SI: At the USC event on Friday, you and others will discuss “just and fair food … the ready availability of fresh, wholesome, equitably produced, affordable food to all people, regardless of income or place of residence and especially in urban areas populated by people of color with low incomes.” Why was this topic selected?
SP: It's a hot button issue that's seeping into our culture. Young people are increasingly aware of these issues, and as an academic institution, we have to embrace it.
SI: What can we expect at the event?
SP: There will be an hour-long panel moderated by Paula Daniels from the L.A. Food Policy Council. It'll be with Oren Hesterman, an activist who's been working on food policy for 25 years, LaVonna Lewis, a USC public policy expert, Luz Calvo, a Cal State East Bay professor whose expertise is indigenous cuisine, Robert Gottlieb, an Urban and Environmental Policy professor from Occidental College, and me. Then there will be a fair with various just food organizations, with lunch catered by Mamas Hot Tamales and Homegirl Café.
SI: How do food access issues apply to L.A.'s Latino community?

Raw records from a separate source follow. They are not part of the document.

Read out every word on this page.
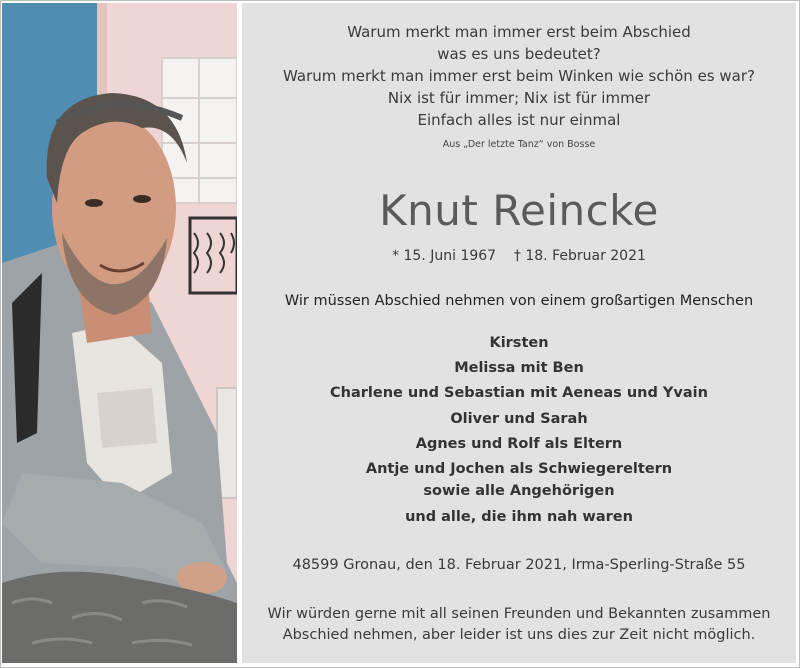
Warum merkt man immer erst beim Abschied
was es uns bedeutet?
Warum merkt man immer erst beim Winken wie schön es war?
Nix ist für immer; Nix ist für immer
Einfach alles ist nur einmal
Aus „Der letzte Tanz“ von Bosse
Knut Reincke
* 15. Juni 1967 † 18. Februar 2021
Wir müssen Abschied nehmen von einem großartigen Menschen
Kirsten
Melissa mit Ben
Charlene und Sebastian mit Aeneas und Yvain
Oliver und Sarah
Agnes und Rolf als Eltern
Antje und Jochen als Schwiegereltern
sowie alle Angehörigen
und alle, die ihm nah waren
48599 Gronau, den 18. Februar 2021, Irma-Sperling-Straße 55
Wir würden gerne mit all seinen Freunden und Bekannten zusammen
Abschied nehmen, aber leider ist uns dies zur Zeit nicht möglich.
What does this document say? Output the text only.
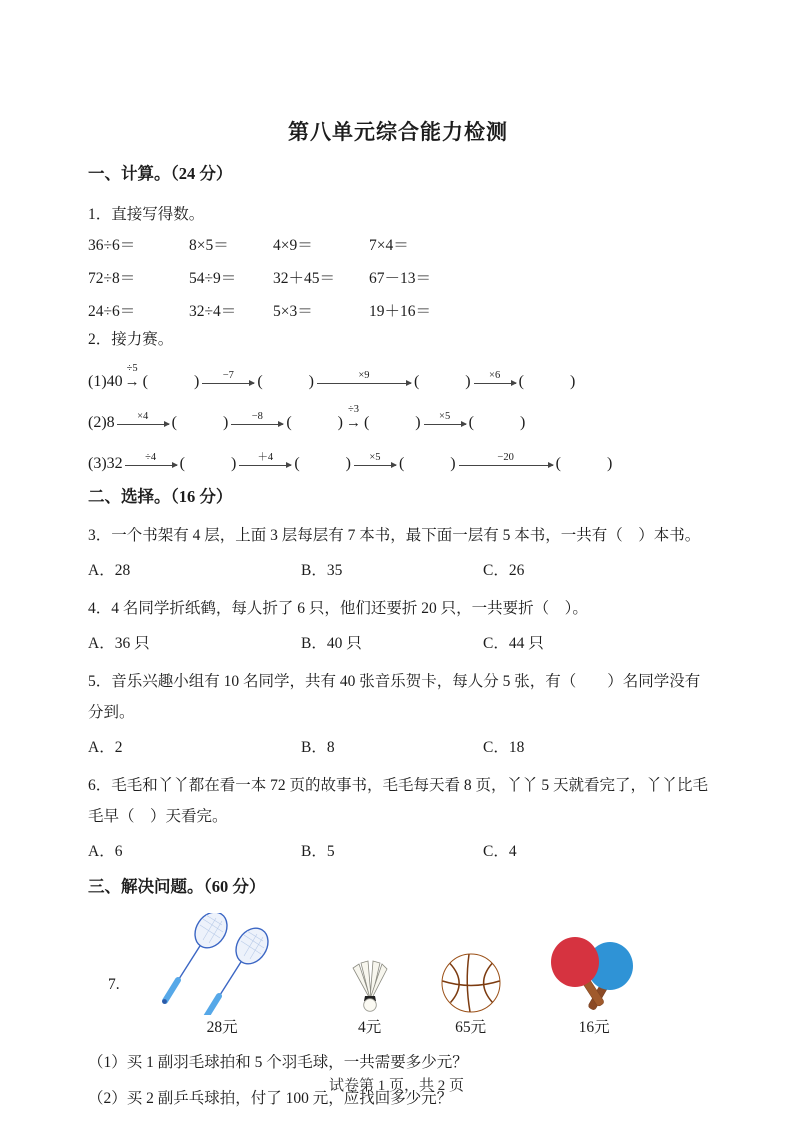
第八单元综合能力检测
一、计算。（24 分）

1．直接写得数。

36÷6＝	8×5＝	4×9＝	7×4＝
72÷8＝	54÷9＝	32＋45＝	67－13＝
24÷6＝	32÷4＝	5×3＝	19＋16＝

2．接力赛。

(1) 40
÷5
→ (	) −7 (	)	×9	(	) ×6 (	)
(2) 8 ×4 (	) −8 (	)
÷3
→ (	) ×5 (	)
(3) 32 ÷4 (	) ＋4 (	) ×5 (	)	−20	(	)
二、选择。（16 分）

3．一个书架有 4 层，上面 3 层每层有 7 本书，最下面一层有 5 本书，一共有（　）本书。

A．28	B．35	C．26

4．4 名同学折纸鹤，每人折了 6 只，他们还要折 20 只，一共要折（　）。

A．36 只	B．40 只	C．44 只

5．音乐兴趣小组有 10 名同学，共有 40 张音乐贺卡，每人分 5 张，有（　　）名同学没有分到。

A．2	B．8	C．18

6．毛毛和丫丫都在看一本 72 页的故事书，毛毛每天看 8 页，丫丫 5 天就看完了，丫丫比毛毛早（　）天看完。

A．6	B．5	C．4
三、解决问题。（60 分）
7.
28元	4元	65元	16元

（1）买 1 副羽毛球拍和 5 个羽毛球，一共需要多少元？

（2）买 2 副乒乓球拍，付了 100 元，应找回多少元？

试卷第 1 页，共 2 页
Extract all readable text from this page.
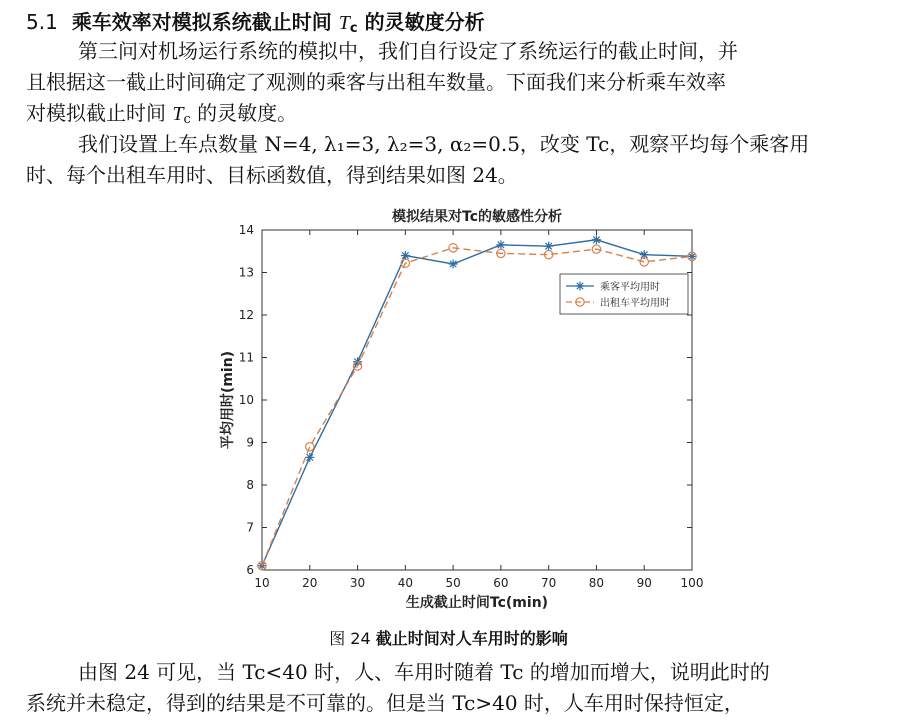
5.1 乘车效率对模拟系统截止时间 $T_c$ 的灵敏度分析

第三问对机场运行系统的模拟中，我们自行设定了系统运行的截止时间，并
且根据这一截止时间确定了观测的乘客与出租车数量。下面我们来分析乘车效率
对模拟截止时间 $T_c$ 的灵敏度。

我们设置上车点数量 N=4, λ₁=3, λ₂=3, α₂=0.5，改变 Tc，观察平均每个乘客用
时、每个出租车用时、目标函数值，得到结果如图 24。

模拟结果对Tc的敏感性分析
10	20	30	40	50	60	70	80	90 100
6
7
8
9
10
11
12
13
14
生成截止时间Tc(min)
平均用时(min)
乘客平均用时
出租车平均用时
图 24 截止时间对人车用时的影响

由图 24 可见，当 Tc<40 时，人、车用时随着 Tc 的增加而增大，说明此时的
系统并未稳定，得到的结果是不可靠的。但是当 Tc>40 时，人车用时保持恒定，
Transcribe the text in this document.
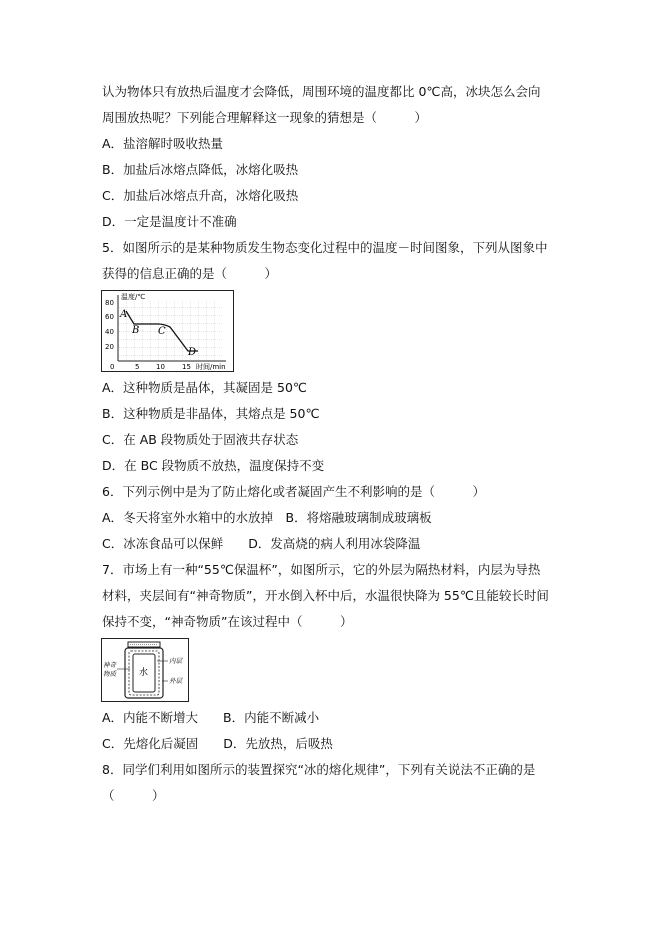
认为物体只有放热后温度才会降低，周围环境的温度都比 0℃高，冰块怎么会向
周围放热呢？下列能合理解释这一现象的猜想是（　　　）
A．盐溶解时吸收热量
B．加盐后冰熔点降低，冰熔化吸热
C．加盐后冰熔点升高，冰熔化吸热
D．一定是温度计不准确
5．如图所示的是某种物质发生物态变化过程中的温度－时间图象，下列从图象中
获得的信息正确的是（　　　）
温度/℃
80
60
40
20
0	5 10 15 时间/min
A
B C
D
A．这种物质是晶体，其凝固是 50℃
B．这种物质是非晶体，其熔点是 50℃
C．在 AB 段物质处于固液共存状态
D．在 BC 段物质不放热，温度保持不变
6．下列示例中是为了防止熔化或者凝固产生不利影响的是（　　　）
A．冬天将室外水箱中的水放掉　B．将熔融玻璃制成玻璃板
C．冰冻食品可以保鲜　　D．发高烧的病人利用冰袋降温
7．市场上有一种“55℃保温杯”，如图所示，它的外层为隔热材料，内层为导热
材料，夹层间有“神奇物质”，开水倒入杯中后，水温很快降为 55℃且能较长时间
保持不变，“神奇物质”在该过程中（　　　）
水
神奇
物质
内层
外层
A．内能不断增大　　B．内能不断减小
C．先熔化后凝固　　D．先放热，后吸热
8．同学们利用如图所示的装置探究“冰的熔化规律”，下列有关说法不正确的是
（　　　）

SP: Diabetes is an enormous epidemic for genetic, socioeconomic, and educational reasons. So kids are getting cheetos and soda for breakfast on the way to school. Maybe because their parents work two jobs, maybe because it's cheaper than fresh fruit, or because they don't have the education to know that it's not the most nutritious breakfast. The diabetes rates spike between the first and second generation of immigrants, between the first country and here, because of the change in diet. Many come from areas where they're living off beans, rice and vegetables that they've grown. Here, all of the sudden they're living off whatever's at the local market. If we don't do something preventative we're going to pay for it on the other end.
Daina Beth Solomon audited Sarah Portnoy's “The Culture of Food in Hispanic Los Angeles” course in the fall of 2012.